No easy money for drug mules

It sounded simple enough. But it led to a three-year nightmare in a gang-ruled South American jail.

And now former drug mule Floors Snyders (41) swears he knows better than to fall for the charms of drug syndicates which lure desperate people to illegally courier narcotics to international ­destinations.

Snyders is one of the lucky few who have been there, done that and lived to tell the harrowing tale of life in a Venezuelan prison, where he served three years of a 10-year sentence after he was arrested there six years ago.

“I wouldn’t do it again. Not for any amount of money,” says ­Snyders. “If you’re approached, just say ‘no’ and stay away.”

It all started in 2004 when ­Snyders lost his job as a mechanic in Johannesburg. A period of ­serious financial and emotional depression followed as he moved between odd jobs.

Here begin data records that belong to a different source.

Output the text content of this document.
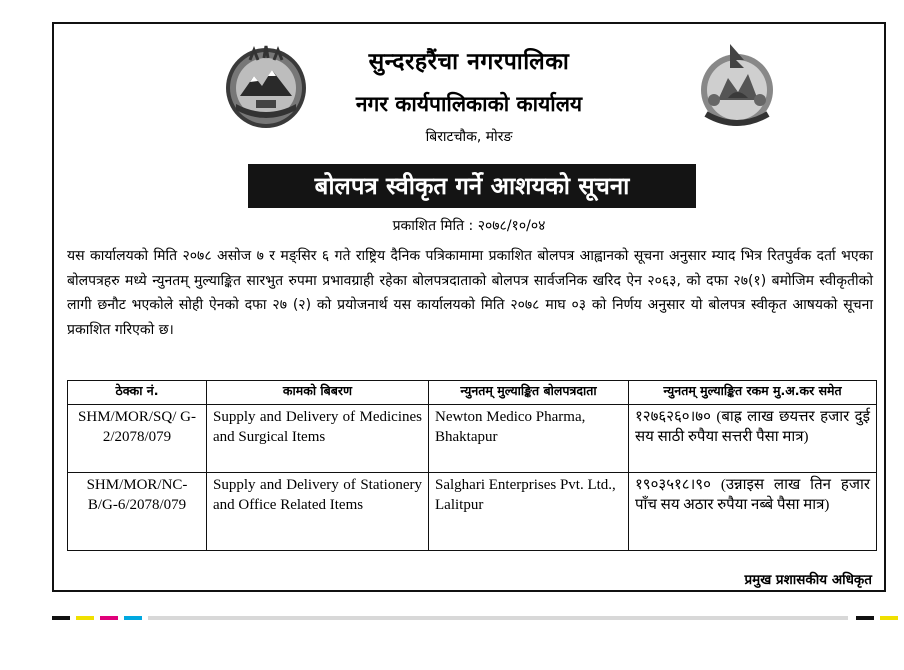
सुन्दरहरैंचा नगरपालिका
नगर कार्यपालिकाको कार्यालय
बिराटचौक, मोरङ
बोलपत्र स्वीकृत गर्ने आशयको सूचना
प्रकाशित मिति : २०७८/१०/०४
यस कार्यालयको मिति २०७८ असोज ७ र मङ्सिर ६ गते राष्ट्रिय दैनिक पत्रिकामामा प्रकाशित बोलपत्र आह्वानको सूचना अनुसार म्याद भित्र रितपुर्वक दर्ता भएका बोलपत्रहरु मध्ये न्युनतम् मुल्याङ्कित सारभुत रुपमा प्रभावग्राही रहेका बोलपत्रदाताको बोलपत्र सार्वजनिक खरिद ऐन २०६३, को दफा २७(१) बमोजिम स्वीकृतीको लागी छनौट भएकोले सोही ऐनको दफा २७ (२) को प्रयोजनार्थ यस कार्यालयको मिति २०७८ माघ ०३ को निर्णय अनुसार यो बोलपत्र स्वीकृत आषयको सूचना प्रकाशित गरिएको छ।
ठेक्का नं.	कामको बिबरण	न्युनतम् मुल्याङ्कित बोलपत्रदाता	न्युनतम् मुल्याङ्कित रकम मु.अ.कर समेत
SHM/MOR/SQ/ G-2/2078/079	Supply and Delivery of Medicines and Surgical Items	Newton Medico Pharma, Bhaktapur	१२७६२६०।७० (बाह्र लाख छयत्तर हजार दुई सय साठी रुपैया सत्तरी पैसा मात्र)
SHM/MOR/NC- B/G-6/2078/079	Supply and Delivery of Stationery and Office Related Items	Salghari Enterprises Pvt. Ltd., Lalitpur	१९०३५१८।९० (उन्नाइस लाख तिन हजार पाँच सय अठार रुपैया नब्बे पैसा मात्र)
प्रमुख प्रशासकीय अधिकृत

Then it happened. One day, while working on a friend’s car in Brixton, where he lives, Snyders was approached by a stranger who enquired if he would be interested in ferrying a parcel overseas in return for some good money.

“I suspected that it could be drugs. But I was desperate and I couldn’t say no to R25?000.”

What followed next opened his eyes to the reality of his decision. He was taken to a plush townhouse complex in a northern ­Johannesburg suburb where he was ­introduced to a Nigerian man.

He was given what looked like a peeled, thumb-sized cucumber-like item to swallow as a trial run to the real deal.

And when he swallowed without difficulty, preparations began in earnest. He was removed from his family home in Brixton and booked into a lodge in Bez Valley.

“They really looked after me. They gave me pocket money, about R120 every day and bought me the best clothes and a new cellphone,” says Snyders.

He stayed at the lodge for a few days while preparations for his trip were under way, handing over his passport to his handlers to sort out visa applications.

Then he was briefed about the impending trip: he was to fly from Johannesburg to Sao Paulo, ­Brazil. There he was to collect a piece of paper with details of hotel bookings from someone at the airport.

The handover would happen clandestinely somewhere in the airport building and they were not to say a word to each other.

He stayed one night in Sao Paulo and flew out to Caracas, Venezuela, the next day. It was there that he met another Nigerian man who took him to a housing estate where the real deal began.

He was given “bullets”, thumb-sized pockets of cocaine wrapped in plastic to swallow.

“I swallowed 84 of those,” he says. “It took about four hours. I was given pills to make sure I didn’t suffer any pain. I was not nervous. I never worried about being caught.”

The next day he was due to fly out to Zurich, Switzerland, where he was to meet another contact who would arrange for him to “take out” the bullets.

But as fate would have it, he was arrested at the ­airport and taken to hospital where he was x-rayed. It began to dawn on him that instead of the good money he had been promised, he now faced a prison sentence.

“I never thought they could ­detect the drugs by x-ray. But when it happened I began to realise I was in trouble. I was now on my own.”

He was put on laxatives and spent the night in hospital ­releasing the drugs.

The next day, he was taken into police custody and formally charged. After four long months, he was taken before a court, pleaded guilty to possession of drugs and sentenced to 10 years in jail.

The nightmare was only beginning. Venezuela has some of the world’s most notorious prisons, run by gangs and drug lords.

From scraping out a living fixing cars in Brixton, Snyders now found himself in the midst of thugs high on drugs, armed with guns and knives which they seemed to enjoy using on a daily basis.

“I saw people getting killed there all the time. It was horrifying because the prison guards were hard, the gangs were hard and if you violated the rules of either group you were punished.

“There is a room in which the gangs locked up those who violated the rules. There they would beat you up with everything – swords sharpened on both sides, drop you on the floor and kick you until you thought you were dead.

“I saw men cry like babies in there,” Snyders recalls.

In prison he met other South ­Africans locked up for the same ­offence. But he soon learnt to stay away from them.

“The best thing I did while in there was to stay away from drugs and gangs. The problem with the other South Africans was that they got sucked into the drug world and they got hooked.

“The gangs would supply them with drugs and when it was time to pay, there was trouble.”

Snyders took art and boxing ­lessons. He made money by selling his drawings and prison gangs ­always placed bets on boxing matches he participated in.

He was released in 2007 after serving only three years following recommendations from his art teachers and parole officers.

“Freedom, that’s what I missed the most in prison. And I never want to go back there again. I have learnt that if you want to make money, then do it the right way.”